In sostanziale continuità con detto orientamento si pone la giurisprudenza della Suprema Corte secondo la quale "il licenziamento intimato sull'erroneo presupposto della validità del patto di prova, in realtà affetto da nullità, riferendosi ad un rapporto di lavoro subordinato a tempo indeterminato, non e sottratto alla applicazione della disciplina limitativa dei licenziamenti, per cui la tutela da riconoscere al prestatore di lavoro sarà quella prevista dall'art. 18 della legge n. 300 del 1970, qualora il datore di lavoro non alleghi e dimostri l’insussistenza del requisito dimensionale, o quella riconosciuta dalla legge n. 604 del 1966, in difetto delle condizioni necessarie per la applicabilità della tutela reale" (Cass. n. 17921/2016).
Secondo la giurisprudenza, quindi, il recesso intimato in presenza di patto di prova nullo deve essere ritenuto non a sua volta nullo, bensì sottoposto alla disciplina ordinaria dei licenziamenti.
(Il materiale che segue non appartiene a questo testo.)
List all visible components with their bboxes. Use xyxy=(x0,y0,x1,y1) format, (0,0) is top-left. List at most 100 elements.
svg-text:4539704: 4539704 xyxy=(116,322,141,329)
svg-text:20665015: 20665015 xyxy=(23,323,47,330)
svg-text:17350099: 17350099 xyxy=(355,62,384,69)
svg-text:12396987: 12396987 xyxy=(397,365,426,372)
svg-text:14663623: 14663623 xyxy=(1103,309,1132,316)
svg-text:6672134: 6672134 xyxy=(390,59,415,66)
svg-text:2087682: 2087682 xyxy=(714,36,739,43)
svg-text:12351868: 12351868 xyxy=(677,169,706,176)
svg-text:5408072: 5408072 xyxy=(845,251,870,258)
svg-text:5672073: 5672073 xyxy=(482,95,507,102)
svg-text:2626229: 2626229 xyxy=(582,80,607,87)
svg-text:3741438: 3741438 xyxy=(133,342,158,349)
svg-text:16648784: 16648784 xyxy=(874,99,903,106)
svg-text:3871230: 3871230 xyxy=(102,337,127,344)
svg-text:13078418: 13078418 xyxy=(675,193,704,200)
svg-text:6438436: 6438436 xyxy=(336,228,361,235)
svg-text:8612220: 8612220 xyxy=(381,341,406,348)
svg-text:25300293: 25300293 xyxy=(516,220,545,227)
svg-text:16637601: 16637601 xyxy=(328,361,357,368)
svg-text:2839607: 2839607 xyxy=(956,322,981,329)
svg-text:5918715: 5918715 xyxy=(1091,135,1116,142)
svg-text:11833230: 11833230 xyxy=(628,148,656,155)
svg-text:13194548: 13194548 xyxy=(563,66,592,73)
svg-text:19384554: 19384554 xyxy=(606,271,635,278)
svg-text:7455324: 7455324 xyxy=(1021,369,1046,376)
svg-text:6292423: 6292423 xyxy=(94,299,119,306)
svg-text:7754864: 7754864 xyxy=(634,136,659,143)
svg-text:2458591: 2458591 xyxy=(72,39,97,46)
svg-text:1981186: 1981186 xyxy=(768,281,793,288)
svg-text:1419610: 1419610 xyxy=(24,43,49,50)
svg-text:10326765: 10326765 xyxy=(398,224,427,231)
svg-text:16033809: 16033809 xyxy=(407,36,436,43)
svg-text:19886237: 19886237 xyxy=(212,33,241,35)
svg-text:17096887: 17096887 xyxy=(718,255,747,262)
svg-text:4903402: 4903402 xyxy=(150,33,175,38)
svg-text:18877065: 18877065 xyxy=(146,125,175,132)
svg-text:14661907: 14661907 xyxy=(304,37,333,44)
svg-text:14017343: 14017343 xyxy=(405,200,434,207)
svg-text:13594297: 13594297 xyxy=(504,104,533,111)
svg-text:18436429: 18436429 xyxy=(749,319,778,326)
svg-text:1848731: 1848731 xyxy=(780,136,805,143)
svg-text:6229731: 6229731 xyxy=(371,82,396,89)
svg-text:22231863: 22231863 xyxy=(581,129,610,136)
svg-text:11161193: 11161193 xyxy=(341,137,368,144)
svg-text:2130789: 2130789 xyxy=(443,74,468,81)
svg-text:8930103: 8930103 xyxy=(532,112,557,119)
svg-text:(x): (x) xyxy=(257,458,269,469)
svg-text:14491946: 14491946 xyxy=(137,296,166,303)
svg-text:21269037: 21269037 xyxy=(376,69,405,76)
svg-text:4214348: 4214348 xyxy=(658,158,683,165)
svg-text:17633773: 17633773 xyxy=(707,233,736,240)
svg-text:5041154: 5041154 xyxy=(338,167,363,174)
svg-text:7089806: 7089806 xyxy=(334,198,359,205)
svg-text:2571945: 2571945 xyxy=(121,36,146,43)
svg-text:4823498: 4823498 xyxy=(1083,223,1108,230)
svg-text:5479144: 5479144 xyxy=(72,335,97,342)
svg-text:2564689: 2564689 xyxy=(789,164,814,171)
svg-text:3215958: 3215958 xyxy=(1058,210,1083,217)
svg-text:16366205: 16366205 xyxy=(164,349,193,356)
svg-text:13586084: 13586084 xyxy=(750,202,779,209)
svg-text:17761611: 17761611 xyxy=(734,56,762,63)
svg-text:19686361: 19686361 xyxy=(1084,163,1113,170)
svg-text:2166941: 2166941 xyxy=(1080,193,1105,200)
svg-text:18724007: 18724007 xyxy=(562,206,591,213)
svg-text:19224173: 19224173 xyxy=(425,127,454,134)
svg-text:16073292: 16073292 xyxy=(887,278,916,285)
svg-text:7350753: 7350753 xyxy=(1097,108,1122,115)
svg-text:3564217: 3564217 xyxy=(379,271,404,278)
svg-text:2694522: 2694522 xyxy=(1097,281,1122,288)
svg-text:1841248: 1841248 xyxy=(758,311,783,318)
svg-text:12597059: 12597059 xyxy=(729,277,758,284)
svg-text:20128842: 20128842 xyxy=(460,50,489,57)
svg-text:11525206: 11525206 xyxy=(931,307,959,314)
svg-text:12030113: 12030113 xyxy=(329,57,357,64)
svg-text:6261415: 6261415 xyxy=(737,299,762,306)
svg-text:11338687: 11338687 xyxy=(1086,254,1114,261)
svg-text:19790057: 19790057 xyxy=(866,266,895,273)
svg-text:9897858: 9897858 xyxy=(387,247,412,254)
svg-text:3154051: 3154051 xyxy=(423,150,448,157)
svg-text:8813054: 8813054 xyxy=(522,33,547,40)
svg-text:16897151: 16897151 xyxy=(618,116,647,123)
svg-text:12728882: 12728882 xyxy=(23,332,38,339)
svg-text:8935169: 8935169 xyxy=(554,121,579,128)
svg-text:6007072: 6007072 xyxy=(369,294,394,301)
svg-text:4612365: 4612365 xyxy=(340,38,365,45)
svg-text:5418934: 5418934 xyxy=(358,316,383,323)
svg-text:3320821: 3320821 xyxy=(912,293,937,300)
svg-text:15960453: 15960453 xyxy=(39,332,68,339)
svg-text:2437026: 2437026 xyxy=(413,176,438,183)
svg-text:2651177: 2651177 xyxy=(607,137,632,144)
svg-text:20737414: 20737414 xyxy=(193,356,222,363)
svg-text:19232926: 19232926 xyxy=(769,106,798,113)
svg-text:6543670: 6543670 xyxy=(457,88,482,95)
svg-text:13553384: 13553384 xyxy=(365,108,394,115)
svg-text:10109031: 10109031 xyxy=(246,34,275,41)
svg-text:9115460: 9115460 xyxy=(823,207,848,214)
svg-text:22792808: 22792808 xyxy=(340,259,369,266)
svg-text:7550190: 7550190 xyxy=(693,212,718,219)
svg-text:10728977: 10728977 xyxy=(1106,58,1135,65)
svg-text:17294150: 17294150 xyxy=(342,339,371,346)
Escluso che nel caso in esame, possa discutersi di mero vizio formale di difetto di motivazione (art. 4 D.lgs. 23/2015), posto che una motivazione, sia pur fallace, è stata esplicitata dal datore di lavoro nell'atto di recesso, non si ritiene nemmeno applicabile la tutela prevista per l'insussistenza del fatto materiale contestato (art. 3, comma 2, D.lgs. 23/2015), posto che, alla stregua del tenore letterale della norma, essa è applicabile ai soli licenziamenti di natura disciplinare, mentre il mancato superamento della prova di per sé non integra né presuppone necessariamente una condotta disciplinarmente rilevante. Deve quindi ritenersi che, in presenza di patto di prova nullo, il recesso motivato con riferimento al mancato superamento della prova sia da ritenere (meramente) ingiustificato, perché intimato fuori dall'area della libera recedibilità, trovando, quindi, applicazione la disposizione di cui all'art. 3, comma 1, D.lgs. 23/2015, che disciplina le ipotesi di licenziamento intimato in assenza di giusta causa o giustificato motivo oggettivo o soggettivo.